CLOVER
MAGELLAN
SUR LES MOTS DE STEFAN ZWEIG
SORTIE LE 30 MAI 2025
Label : YOLK RECORDS
Distribution : L’Autre Distribution /
Believe.
LILA TAMAZIT : RÉCIT
MYRIAM RIGNOL : VIOLES DE GAMBE
SÉBASTIEN BOISSEAU : CONTREBASSE
ALBAN DARCHE : SAXOPHONE
JEAN-LOUIS POMMIER : TROMBONE
Un voyage sonore entre histoire, musique et politique
À partir de quelques fragments du récit de Stefan Zweig, le collectif CLOVER tisse une œuvre musicale inclassable, poétique et engagée. Une traversée fragmentée sur les traces de Magellan, mais aussi sur celles d’un monde en quête de puissance et de sens.

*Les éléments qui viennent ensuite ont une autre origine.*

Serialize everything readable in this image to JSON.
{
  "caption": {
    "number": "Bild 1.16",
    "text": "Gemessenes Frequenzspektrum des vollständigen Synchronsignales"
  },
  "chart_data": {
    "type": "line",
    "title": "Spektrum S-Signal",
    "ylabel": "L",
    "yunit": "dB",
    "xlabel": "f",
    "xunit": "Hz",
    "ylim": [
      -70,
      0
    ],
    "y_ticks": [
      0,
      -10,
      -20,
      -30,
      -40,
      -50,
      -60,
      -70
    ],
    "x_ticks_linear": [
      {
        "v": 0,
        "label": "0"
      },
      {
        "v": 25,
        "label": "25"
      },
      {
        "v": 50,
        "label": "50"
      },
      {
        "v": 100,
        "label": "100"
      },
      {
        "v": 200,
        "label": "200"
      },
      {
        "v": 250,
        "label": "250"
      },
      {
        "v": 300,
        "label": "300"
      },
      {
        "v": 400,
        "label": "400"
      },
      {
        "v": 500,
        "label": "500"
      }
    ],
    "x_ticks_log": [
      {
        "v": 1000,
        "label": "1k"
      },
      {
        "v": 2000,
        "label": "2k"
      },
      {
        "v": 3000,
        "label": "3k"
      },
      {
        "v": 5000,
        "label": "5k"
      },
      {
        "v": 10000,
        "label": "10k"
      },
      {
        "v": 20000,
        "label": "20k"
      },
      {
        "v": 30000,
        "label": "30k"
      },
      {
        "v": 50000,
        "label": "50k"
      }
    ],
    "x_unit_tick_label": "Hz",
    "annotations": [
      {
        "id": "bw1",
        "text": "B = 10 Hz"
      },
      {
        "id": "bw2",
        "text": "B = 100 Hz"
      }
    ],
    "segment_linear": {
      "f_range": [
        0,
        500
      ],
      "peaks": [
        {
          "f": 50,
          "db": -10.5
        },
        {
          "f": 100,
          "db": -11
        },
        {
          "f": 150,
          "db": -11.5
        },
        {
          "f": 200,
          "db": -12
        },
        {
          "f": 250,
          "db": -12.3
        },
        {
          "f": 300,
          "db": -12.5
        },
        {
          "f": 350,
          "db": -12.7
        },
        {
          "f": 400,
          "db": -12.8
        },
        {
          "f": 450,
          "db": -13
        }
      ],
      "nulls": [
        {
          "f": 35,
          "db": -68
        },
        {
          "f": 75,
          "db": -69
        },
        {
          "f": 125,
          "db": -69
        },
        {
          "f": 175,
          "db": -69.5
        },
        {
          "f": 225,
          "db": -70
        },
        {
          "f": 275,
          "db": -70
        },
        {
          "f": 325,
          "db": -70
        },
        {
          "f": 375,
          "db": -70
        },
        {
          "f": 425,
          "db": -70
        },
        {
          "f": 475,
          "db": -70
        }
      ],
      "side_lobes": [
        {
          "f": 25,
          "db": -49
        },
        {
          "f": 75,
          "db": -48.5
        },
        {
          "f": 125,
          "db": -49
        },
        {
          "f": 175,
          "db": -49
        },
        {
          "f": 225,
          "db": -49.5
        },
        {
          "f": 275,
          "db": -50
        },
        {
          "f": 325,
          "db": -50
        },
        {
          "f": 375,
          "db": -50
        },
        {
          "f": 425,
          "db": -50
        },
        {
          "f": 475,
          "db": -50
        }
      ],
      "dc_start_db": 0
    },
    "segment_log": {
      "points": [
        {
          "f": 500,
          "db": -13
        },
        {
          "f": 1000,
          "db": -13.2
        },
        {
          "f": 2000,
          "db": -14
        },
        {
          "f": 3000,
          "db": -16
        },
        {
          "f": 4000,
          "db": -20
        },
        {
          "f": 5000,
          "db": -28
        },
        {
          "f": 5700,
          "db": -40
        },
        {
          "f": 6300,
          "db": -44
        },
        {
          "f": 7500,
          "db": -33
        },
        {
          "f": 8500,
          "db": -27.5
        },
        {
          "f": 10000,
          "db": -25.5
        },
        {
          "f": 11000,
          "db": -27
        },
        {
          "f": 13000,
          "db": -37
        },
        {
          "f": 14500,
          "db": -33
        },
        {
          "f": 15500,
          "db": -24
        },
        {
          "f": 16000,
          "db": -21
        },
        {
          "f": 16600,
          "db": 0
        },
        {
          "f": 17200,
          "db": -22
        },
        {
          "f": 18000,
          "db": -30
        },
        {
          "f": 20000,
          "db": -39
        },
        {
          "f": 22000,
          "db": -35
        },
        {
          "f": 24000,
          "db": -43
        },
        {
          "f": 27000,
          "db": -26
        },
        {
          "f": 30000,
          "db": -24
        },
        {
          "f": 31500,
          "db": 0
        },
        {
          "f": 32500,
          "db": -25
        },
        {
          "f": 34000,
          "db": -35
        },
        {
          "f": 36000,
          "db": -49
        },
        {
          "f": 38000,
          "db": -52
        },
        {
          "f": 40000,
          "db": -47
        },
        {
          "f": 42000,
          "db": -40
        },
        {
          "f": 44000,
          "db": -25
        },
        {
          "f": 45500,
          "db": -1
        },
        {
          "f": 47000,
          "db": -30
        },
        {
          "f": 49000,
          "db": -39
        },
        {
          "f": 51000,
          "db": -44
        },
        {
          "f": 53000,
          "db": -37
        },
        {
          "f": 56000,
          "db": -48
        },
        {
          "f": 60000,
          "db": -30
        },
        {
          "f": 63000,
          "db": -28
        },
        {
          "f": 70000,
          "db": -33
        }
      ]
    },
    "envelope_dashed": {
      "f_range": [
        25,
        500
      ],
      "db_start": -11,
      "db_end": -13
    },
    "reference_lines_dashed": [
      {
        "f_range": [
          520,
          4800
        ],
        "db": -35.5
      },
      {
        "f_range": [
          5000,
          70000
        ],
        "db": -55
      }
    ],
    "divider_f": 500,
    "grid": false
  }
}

“Au commencement étaient les épices…” Cette phrase, tirée du Magellan de Stefan Zweig, ouvre le disque comme on hisse les voiles : doucement, avec gravité. Elle résume à elle seule l’élan premier de cette création musicale audacieuse portée par CLOVER. Dans ce nouveau projet, le collectif franco-belge quitte les sentiers du trio qui l’a fait connaître pour s’aventurer vers de nouveaux rivages artistiques : une forme hybride entre récit, performance vocale et musique instrumentale, dans une temporalité éclatée où passé et présent se répondent avec acuité.
Le souffle de Zweig, la liberté de CLOVER
Contrairement à ce que l’on pourrait croire, Magellan n’est pas ici un livre mis en musique. CLOVER ne cherche pas à illustrer le texte, ni à le raconter dans sa continuité. Ce qui les intéresse, c’est le souffle narratif, les obsessions, les tensions intérieures, les points de bascule historiques et humains. À travers une sélection de quelques extraits du texte de Zweig, le collectif fait émerger un portrait en clair-obscur d’un homme mû par une volonté inflexible, prêt à tout pour “boucler” le monde, quitte à sombrer avec lui.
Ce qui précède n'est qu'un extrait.